Guidelines recommend that facilities within a proposed Southold

Guidelines recommend that facilities within a proposed Southold Town overlay district be placed in the immediate vicinity of existing courts, ballfields or parks, such as Jean Cochran Park in Peconic. Credit: Randee Daddona

Southold Town officials are considering several zoning changes to offer more recreational options for residents, including creating an overlay district that would permit indoor family entertainment, sports facilities, public health clubs and more.

In addition to a Recreational Hub Overlay District, the town board is considering several zoning changes, including opening up industrial zones that would be subject to approval by the Zoning Board of Appeals, and other locations regardless of zoning.

The permitted uses within the overlay district would include private membership clubs, public health clubs and facilities for indoor family entertainment, commercial recreation, recreation provided by nonprofits, sports and sports education. The guidelines recommend district properties be placed in the immediate vicinity of existing parks, ballfields and courts, or “similar that are publicly accessible.”

According to the guidelines presented to the board at its July 3 work session, the overlay district would “allow the development of facilities that provide recreation, entertainment, family activities or facilities that promote health to the community at large.”

Supervisor Scott Russell said in a July 6 interview that the town "had been desperately lacking” recreational facilities.

Several such facilities have been proposed over the years, including a laser tag site and the Sports East facility in Mattituck, but those projects had run into roadblocks stemming from town zoning codes that did not permit their uses.

Russell added that residents have in the past asked for more facilities, such as indoor swimming and indoor sports, during discussions on the recreational chapter of the town’s Comprehensive Plan.
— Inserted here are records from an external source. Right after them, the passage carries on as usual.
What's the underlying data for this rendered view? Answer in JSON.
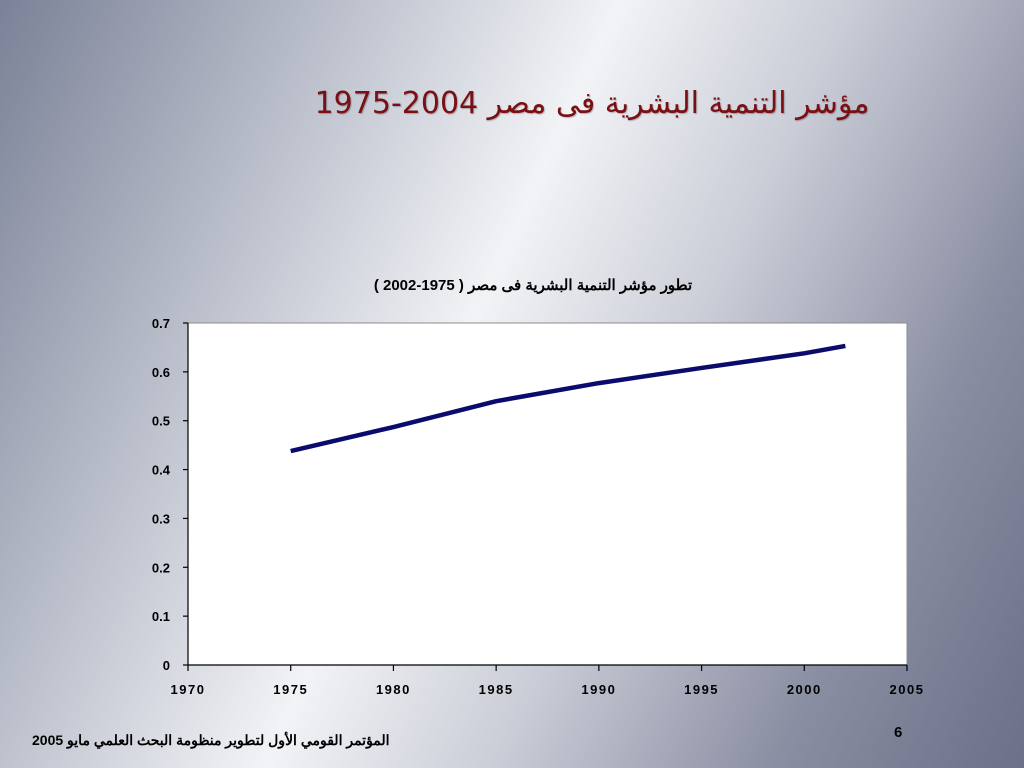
{
  "slide": {
    "title": "مؤشر التنمية البشرية فى مصر 2004-1975",
    "footer": "المؤتمر القومي الأول لتطوير منظومة البحث العلمي مايو 2005",
    "page_number": "6"
  },
  "colors": {
    "title": "#7a0f14",
    "line": "#0b0b6e",
    "plot_background": "#ffffff"
  },
  "chart_data": {
    "type": "line",
    "title": "تطور مؤشر التنمية البشرية فى مصر ( 1975-2002 )",
    "xlabel": "",
    "ylabel": "",
    "xlim": [
      1970,
      2005
    ],
    "ylim": [
      0,
      0.7
    ],
    "xticks": [
      1970,
      1975,
      1980,
      1985,
      1990,
      1995,
      2000,
      2005
    ],
    "yticks": [
      0,
      0.1,
      0.2,
      0.3,
      0.4,
      0.5,
      0.6,
      0.7
    ],
    "ytick_labels": [
      "0",
      "0.1",
      "0.2",
      "0.3",
      "0.4",
      "0.5",
      "0.6",
      "0.7"
    ],
    "grid": false,
    "legend": "none",
    "series": [
      {
        "x": [
          1975,
          1980,
          1985,
          1990,
          1995,
          2000,
          2002
        ],
        "y": [
          0.438,
          0.487,
          0.54,
          0.577,
          0.608,
          0.638,
          0.653
        ]
      }
    ]
  }
}
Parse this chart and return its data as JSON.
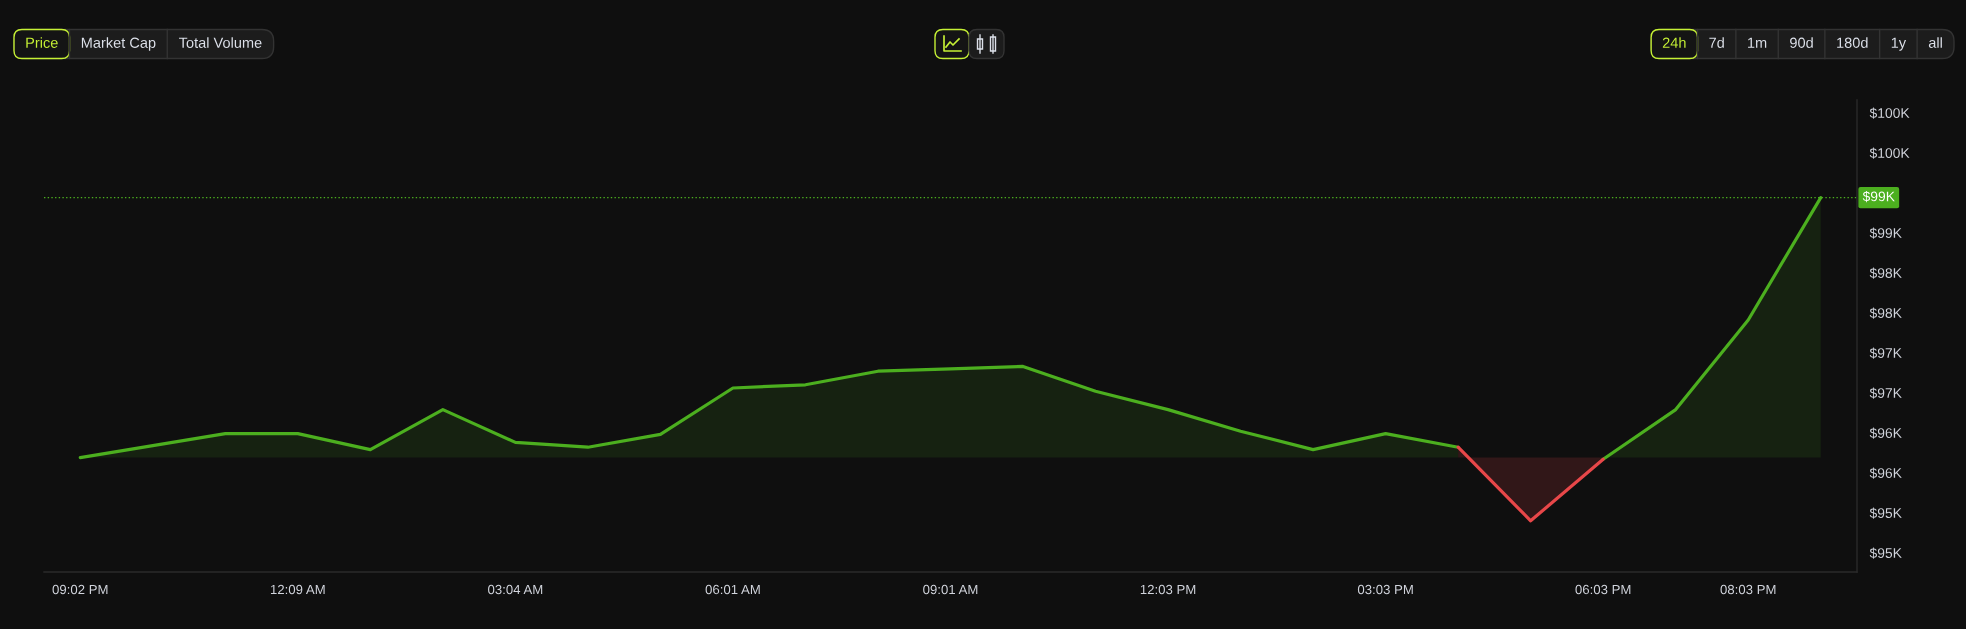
{
  "chart_data": {
    "type": "area",
    "categories": [
      "09:02 PM",
      null,
      null,
      "12:09 AM",
      null,
      null,
      "03:04 AM",
      null,
      null,
      "06:01 AM",
      null,
      null,
      "09:01 AM",
      null,
      null,
      "12:03 PM",
      null,
      null,
      "03:03 PM",
      null,
      null,
      "06:03 PM",
      null,
      "08:03 PM",
      null
    ],
    "series": [
      {
        "color": "#4caf1f",
        "values": [
          96190,
          96340,
          96490,
          96490,
          96290,
          96790,
          96380,
          96320,
          96480,
          97060,
          97100,
          97270,
          97300,
          97330,
          97020,
          96790,
          96520,
          96290,
          96490,
          96320,
          null,
          96170,
          96790,
          97910,
          99440
        ]
      },
      {
        "color": "#e84749",
        "values": [
          null,
          null,
          null,
          null,
          null,
          null,
          null,
          null,
          null,
          null,
          null,
          null,
          null,
          null,
          null,
          null,
          null,
          null,
          null,
          96320,
          95400,
          96170,
          null,
          null,
          null
        ]
      }
    ],
    "ylim": [
      94760,
      100660
    ],
    "yticks": [
      {
        "value": 95000,
        "label": "$95K"
      },
      {
        "value": 95500,
        "label": "$95K"
      },
      {
        "value": 96000,
        "label": "$96K"
      },
      {
        "value": 96500,
        "label": "$96K"
      },
      {
        "value": 97000,
        "label": "$97K"
      },
      {
        "value": 97500,
        "label": "$97K"
      },
      {
        "value": 98000,
        "label": "$98K"
      },
      {
        "value": 98500,
        "label": "$98K"
      },
      {
        "value": 99000,
        "label": "$99K"
      },
      {
        "value": 100000,
        "label": "$100K"
      },
      {
        "value": 100500,
        "label": "$100K"
      }
    ],
    "ref_lines": [
      {
        "axis": "y",
        "value": 99440,
        "label": "$99K",
        "color": "#4caf1f",
        "line_style": "dotted"
      }
    ],
    "annotations": [
      "Price",
      "Market Cap",
      "Total Volume",
      "24h",
      "7d",
      "1m",
      "90d",
      "180d",
      "1y",
      "all"
    ]
  }
}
Russell said the proposed code, much like a similar rule in East Hampton’s code, would have to include regulations that prevent nearby residential neighborhoods from being disturbed.

The town’s Code Committee will review the proposed district's guidelines this month, Russell said. He added that the town’s attorney, William Duffy, will look into recreational zoning that may exist in other towns and how such zoning could apply in Southold.